On a lighter note, The Week references an article in The Economist about the slowing down of the traditional brand globalisation, one bellwether being that ‘no new country has welcomed McDonald’s in four years’. Now apparently there’s a new form of globalisation, the ‘hipster index’, produced by the shipping company MoveHub. Based on ‘design aesthetic’ such as ‘exposed wood and vintage light bulbs’, it’s often manifested in coffee shops, vegan restaurants and independent boutiques. The article points up predictable locations like Brighton, ‘but, judging by the rise of hip coffee shops in places like Kabul, it may only be a matter of time before even ‘conflict-ridden’ cities make the grade’.
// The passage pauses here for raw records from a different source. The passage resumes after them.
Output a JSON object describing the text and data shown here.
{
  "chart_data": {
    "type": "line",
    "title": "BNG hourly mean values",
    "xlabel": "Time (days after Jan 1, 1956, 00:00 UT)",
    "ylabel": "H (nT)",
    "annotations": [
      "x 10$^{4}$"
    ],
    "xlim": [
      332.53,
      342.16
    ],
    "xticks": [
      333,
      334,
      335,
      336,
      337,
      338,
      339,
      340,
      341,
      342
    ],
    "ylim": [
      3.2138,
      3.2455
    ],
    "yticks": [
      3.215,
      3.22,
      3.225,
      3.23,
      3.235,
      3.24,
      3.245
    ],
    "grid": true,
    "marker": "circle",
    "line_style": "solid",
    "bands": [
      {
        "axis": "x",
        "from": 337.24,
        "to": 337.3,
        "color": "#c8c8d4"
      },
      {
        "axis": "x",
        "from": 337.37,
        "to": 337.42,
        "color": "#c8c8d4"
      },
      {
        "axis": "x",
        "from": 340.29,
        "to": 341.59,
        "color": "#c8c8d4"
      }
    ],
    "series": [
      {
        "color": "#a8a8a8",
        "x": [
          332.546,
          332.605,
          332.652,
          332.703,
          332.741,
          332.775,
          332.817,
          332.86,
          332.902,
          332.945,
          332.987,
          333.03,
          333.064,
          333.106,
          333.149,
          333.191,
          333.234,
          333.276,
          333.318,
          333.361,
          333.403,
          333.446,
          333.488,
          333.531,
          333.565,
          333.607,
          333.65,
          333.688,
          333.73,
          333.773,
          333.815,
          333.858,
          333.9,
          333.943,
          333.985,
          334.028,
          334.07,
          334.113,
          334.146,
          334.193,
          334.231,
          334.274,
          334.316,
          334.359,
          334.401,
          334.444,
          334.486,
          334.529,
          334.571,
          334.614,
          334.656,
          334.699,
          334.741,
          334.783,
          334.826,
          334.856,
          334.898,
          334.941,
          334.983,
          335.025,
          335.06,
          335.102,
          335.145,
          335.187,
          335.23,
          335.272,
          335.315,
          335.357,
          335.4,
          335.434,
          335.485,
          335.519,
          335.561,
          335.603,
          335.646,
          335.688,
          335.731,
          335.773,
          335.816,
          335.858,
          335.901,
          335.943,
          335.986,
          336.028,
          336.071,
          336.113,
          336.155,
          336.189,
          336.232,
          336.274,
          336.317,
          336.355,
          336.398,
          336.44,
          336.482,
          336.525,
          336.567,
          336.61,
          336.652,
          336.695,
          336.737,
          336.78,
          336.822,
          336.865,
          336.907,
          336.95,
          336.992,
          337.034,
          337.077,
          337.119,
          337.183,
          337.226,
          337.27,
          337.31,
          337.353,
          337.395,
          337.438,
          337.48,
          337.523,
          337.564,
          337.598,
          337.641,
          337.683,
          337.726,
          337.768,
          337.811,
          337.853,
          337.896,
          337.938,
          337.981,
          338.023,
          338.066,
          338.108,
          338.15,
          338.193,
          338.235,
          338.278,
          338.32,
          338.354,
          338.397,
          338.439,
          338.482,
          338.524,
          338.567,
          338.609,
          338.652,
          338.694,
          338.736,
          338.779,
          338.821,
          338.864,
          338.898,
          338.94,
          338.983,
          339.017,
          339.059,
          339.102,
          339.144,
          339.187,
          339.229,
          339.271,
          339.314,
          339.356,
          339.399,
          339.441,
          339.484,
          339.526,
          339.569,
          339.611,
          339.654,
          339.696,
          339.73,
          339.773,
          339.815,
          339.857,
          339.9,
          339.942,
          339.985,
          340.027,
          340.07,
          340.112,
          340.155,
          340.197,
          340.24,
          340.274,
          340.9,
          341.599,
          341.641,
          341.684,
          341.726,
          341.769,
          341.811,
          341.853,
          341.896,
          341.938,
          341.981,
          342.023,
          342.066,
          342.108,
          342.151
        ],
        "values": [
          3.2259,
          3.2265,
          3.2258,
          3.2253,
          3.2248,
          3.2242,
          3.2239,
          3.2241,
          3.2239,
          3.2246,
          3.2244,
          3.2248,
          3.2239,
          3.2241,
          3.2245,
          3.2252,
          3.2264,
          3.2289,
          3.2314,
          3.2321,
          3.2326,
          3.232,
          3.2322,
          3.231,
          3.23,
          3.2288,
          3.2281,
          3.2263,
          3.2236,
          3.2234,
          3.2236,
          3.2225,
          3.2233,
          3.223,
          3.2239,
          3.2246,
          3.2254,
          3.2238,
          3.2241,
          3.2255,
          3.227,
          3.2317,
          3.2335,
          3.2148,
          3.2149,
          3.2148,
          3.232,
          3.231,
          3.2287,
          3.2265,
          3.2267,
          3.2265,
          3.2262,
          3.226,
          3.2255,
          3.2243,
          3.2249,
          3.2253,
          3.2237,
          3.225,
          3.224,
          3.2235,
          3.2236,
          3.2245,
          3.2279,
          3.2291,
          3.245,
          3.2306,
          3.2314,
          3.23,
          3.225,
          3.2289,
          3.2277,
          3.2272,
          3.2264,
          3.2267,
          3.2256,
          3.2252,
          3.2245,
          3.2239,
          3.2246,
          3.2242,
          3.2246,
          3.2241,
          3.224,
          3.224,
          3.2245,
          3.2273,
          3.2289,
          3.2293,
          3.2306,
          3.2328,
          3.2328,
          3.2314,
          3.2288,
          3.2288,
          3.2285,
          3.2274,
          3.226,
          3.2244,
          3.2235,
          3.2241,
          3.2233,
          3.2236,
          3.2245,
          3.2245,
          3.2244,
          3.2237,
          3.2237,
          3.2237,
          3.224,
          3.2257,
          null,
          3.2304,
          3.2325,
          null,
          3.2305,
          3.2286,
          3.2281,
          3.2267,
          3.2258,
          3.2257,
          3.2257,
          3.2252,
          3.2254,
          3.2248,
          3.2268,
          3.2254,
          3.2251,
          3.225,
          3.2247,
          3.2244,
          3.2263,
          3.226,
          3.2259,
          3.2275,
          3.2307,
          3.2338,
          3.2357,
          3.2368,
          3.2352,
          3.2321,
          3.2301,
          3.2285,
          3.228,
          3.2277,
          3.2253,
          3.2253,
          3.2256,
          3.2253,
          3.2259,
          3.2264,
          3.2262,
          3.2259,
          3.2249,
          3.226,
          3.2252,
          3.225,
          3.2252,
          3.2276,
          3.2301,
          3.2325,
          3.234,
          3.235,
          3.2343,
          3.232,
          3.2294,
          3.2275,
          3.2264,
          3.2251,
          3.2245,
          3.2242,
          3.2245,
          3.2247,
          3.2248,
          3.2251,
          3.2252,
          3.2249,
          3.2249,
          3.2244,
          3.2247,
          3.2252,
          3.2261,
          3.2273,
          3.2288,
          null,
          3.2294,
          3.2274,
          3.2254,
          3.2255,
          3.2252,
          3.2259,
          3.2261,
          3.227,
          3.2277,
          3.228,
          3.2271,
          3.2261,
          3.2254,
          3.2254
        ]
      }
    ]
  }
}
Finally, in January an intriguing project will get underway, in which research centres across Europe will collaborate to ‘develop an online encyclopaedia of European smells, including potted biographies of particular odours, together with insights into the emotions and places associated with certain scents’. Many of us will have had the Proustian experience of suddenly being transported back in time because of associations with that time being catalysed by something we’re smelling or sensing in the present. The project recognises how many smells alluded to in literature accrue to items no longer available to us. ‘A key part of the project is to highlight how the meanings and uses of different smells have changed over time, something that shows in the history of tobacco’. ‘Odeuropa’, to cost E2.8m, aims ‘to identify and even recreate the aromas that would have assailed noses between the 16th and early 20th centuries. That information will be used to develop an online encyclopaedia of European smells, including potted biographies of particular odours, together with insights into the emotions and places associated with certain scents. It will [also] include discussions of particular types of noses from the past – the kinds of people for whom smell was significant and what smell meant to them’. Fascinating stuff and two which immediately come to mind are the smell of old books and decaying paper, as witnessed in traditional libraries, these days a rarity, and the whiff of French cigarettes on the Paris Metro.